The police got involved as more evidence came in

Faced with this evidence, the Connecticut state police began an investigation. According to the Windsor Historical Society, authorities exhumed the bodies of several former residents of the Archer Home, including that of Franklin Andrews. During an autopsy, they discovered enough arsenic in Andrews' stomach "to kill half a dozen strong men." Per the Hartford Courant, Amy Archer-Gilligan was arrested on May 8, 1916. She reacted calmly to her arrest, stating, "I will prove my innocence, if it takes my last mill. I am not guilty and I will hang before they prove it." When asked about the suspicious number of deaths in her home, she explained, "Well, we didn't ask them to come here but we do the best we can for them. They are old people, and some live for a long time while others die after being here a short time."

A former tenant, Loren B. Gowdy, testified at the trial that he and his wife Alice had inquired about moving into the Archer Home in May of 1914. They were specifically interested in the room then occupied by Franklin Andrews and a roommate. Archer-Gilligan told them she would arrange for them to take the room on June 1, 1914. Andrews died on May 30, and the Gowdy's received a telegram on May 31 letting them know the room was ready. They moved in a few days later and paid Archer-Gilligan a fee of $1,000. Alice Gowdy suddenly died on December 4, 1916. Her body, once exhumed, was found to contain arsenic.
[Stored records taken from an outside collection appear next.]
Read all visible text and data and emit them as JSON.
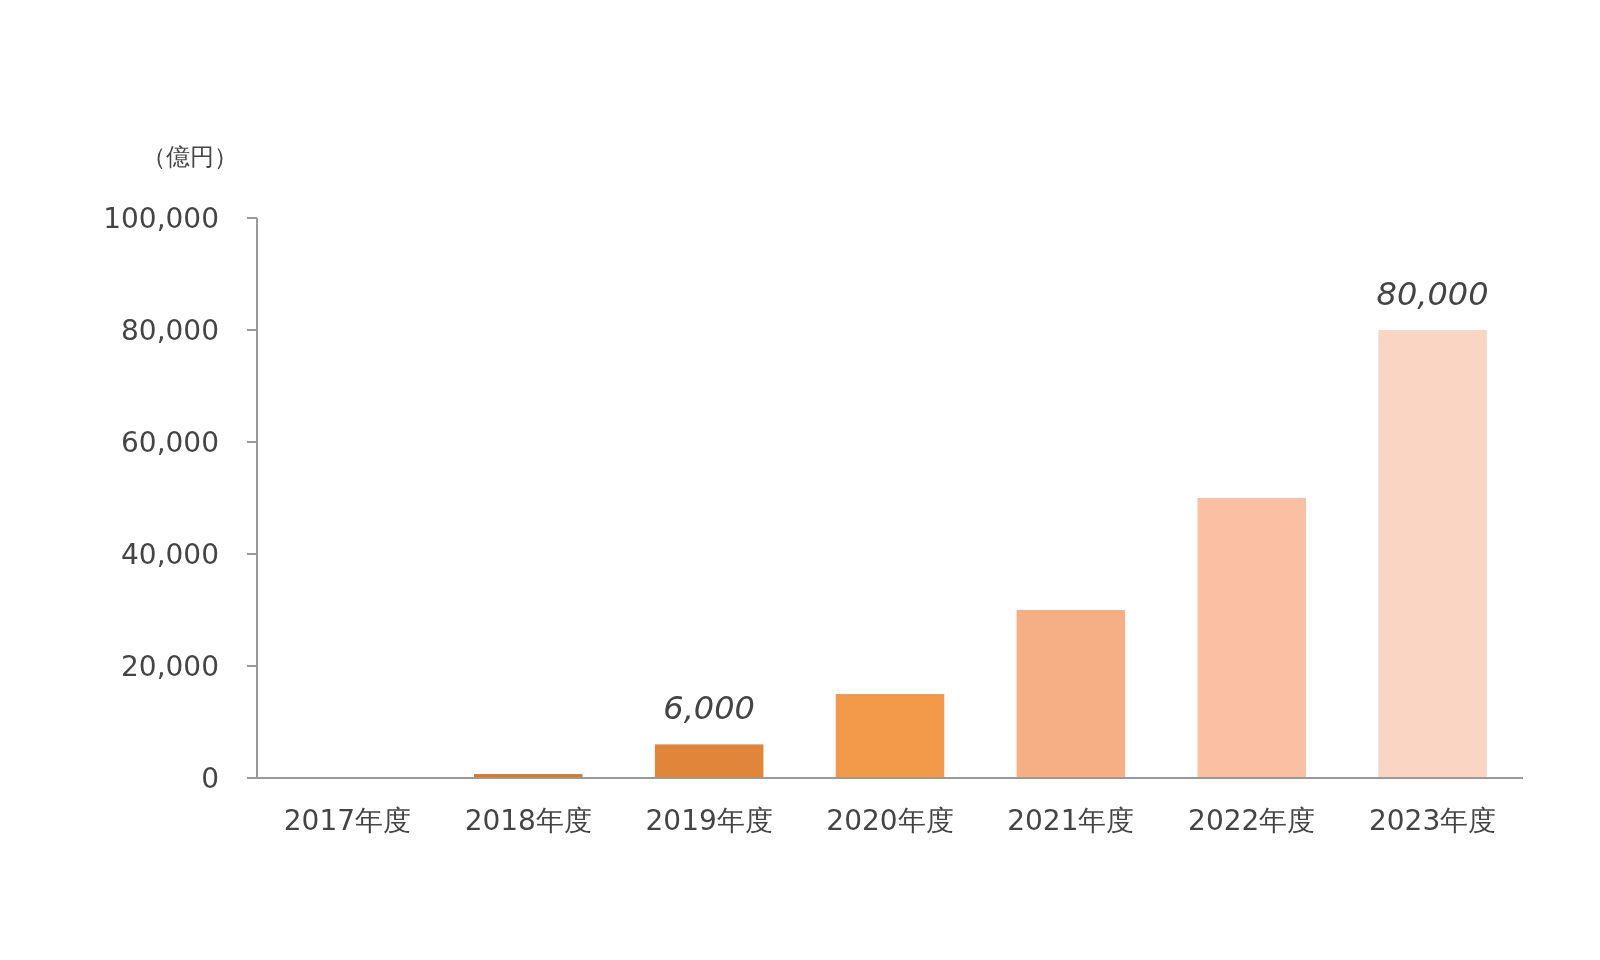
{
  "chart_data": {
    "type": "bar",
    "ylabel": "（億円）",
    "categories": [
      "2017年度",
      "2018年度",
      "2019年度",
      "2020年度",
      "2021年度",
      "2022年度",
      "2023年度"
    ],
    "values": [
      0,
      700,
      6000,
      15000,
      30000,
      50000,
      80000
    ],
    "colors": [
      "#d4702a",
      "#d9772b",
      "#e0853a",
      "#f39a4a",
      "#f6ae84",
      "#f9c0a3",
      "#fad5c3"
    ],
    "value_labels": [
      null,
      null,
      "6,000",
      null,
      null,
      null,
      "80,000"
    ],
    "ylim": [
      0,
      100000
    ],
    "yticks": [
      {
        "value": 0,
        "label": "0"
      },
      {
        "value": 20000,
        "label": "20,000"
      },
      {
        "value": 40000,
        "label": "40,000"
      },
      {
        "value": 60000,
        "label": "60,000"
      },
      {
        "value": 80000,
        "label": "80,000"
      },
      {
        "value": 100000,
        "label": "100,000"
      }
    ],
    "legend": false
  }
}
Not the typical serial killer

Amy Archer-Gilligan was only tried for the murder of Franklin Andrews, but she was indicted for poisoning and killing four other people: Alice Gowdy; her husband, Michael Gilligan; and two other Archer Home residents, Charles A. Smith and Maud Howard Lynch. All but Lynch were found to have died from arsenic poisoning; Lynch died from strychnine poisoning, as reported by the Hartford Courant. Authorities suspected that she killed at least 20 people who had lived in the Archer Home, if not many more.

Archer-Gilligan's trial began on June 21, 1917 and was a media circus. She was found guilty on July 13 and sentenced to death by hanging. Her lawyers appealed and she was granted a reprieve. Eventually, a new trial was ordered and began on June 12, 1919. Lawyers mounted an insanity plea as the defense, but Archer-Gilligan ended up admitting to second-degree murder on July 1, 1919. She was sentenced to life in prison and began her sentence at Wethersfield State Prison before being moved to the Connecticut Valley Hospital, then referred to as a "state hospital for the insane." She died there on April 23, 1962 at the age of 94, described thus by the Hartfort Courant: "Mostly she sat in a chair, dressed in a black dress trimmed with lace, a Bible on her lap, and prayed." It's not hard to imagine how she inspired the characters of Abby and Martha Brewster, shown above as played by Jean Adair and Josephine Hull in the movie adaptation of Arsenic and Old Lace.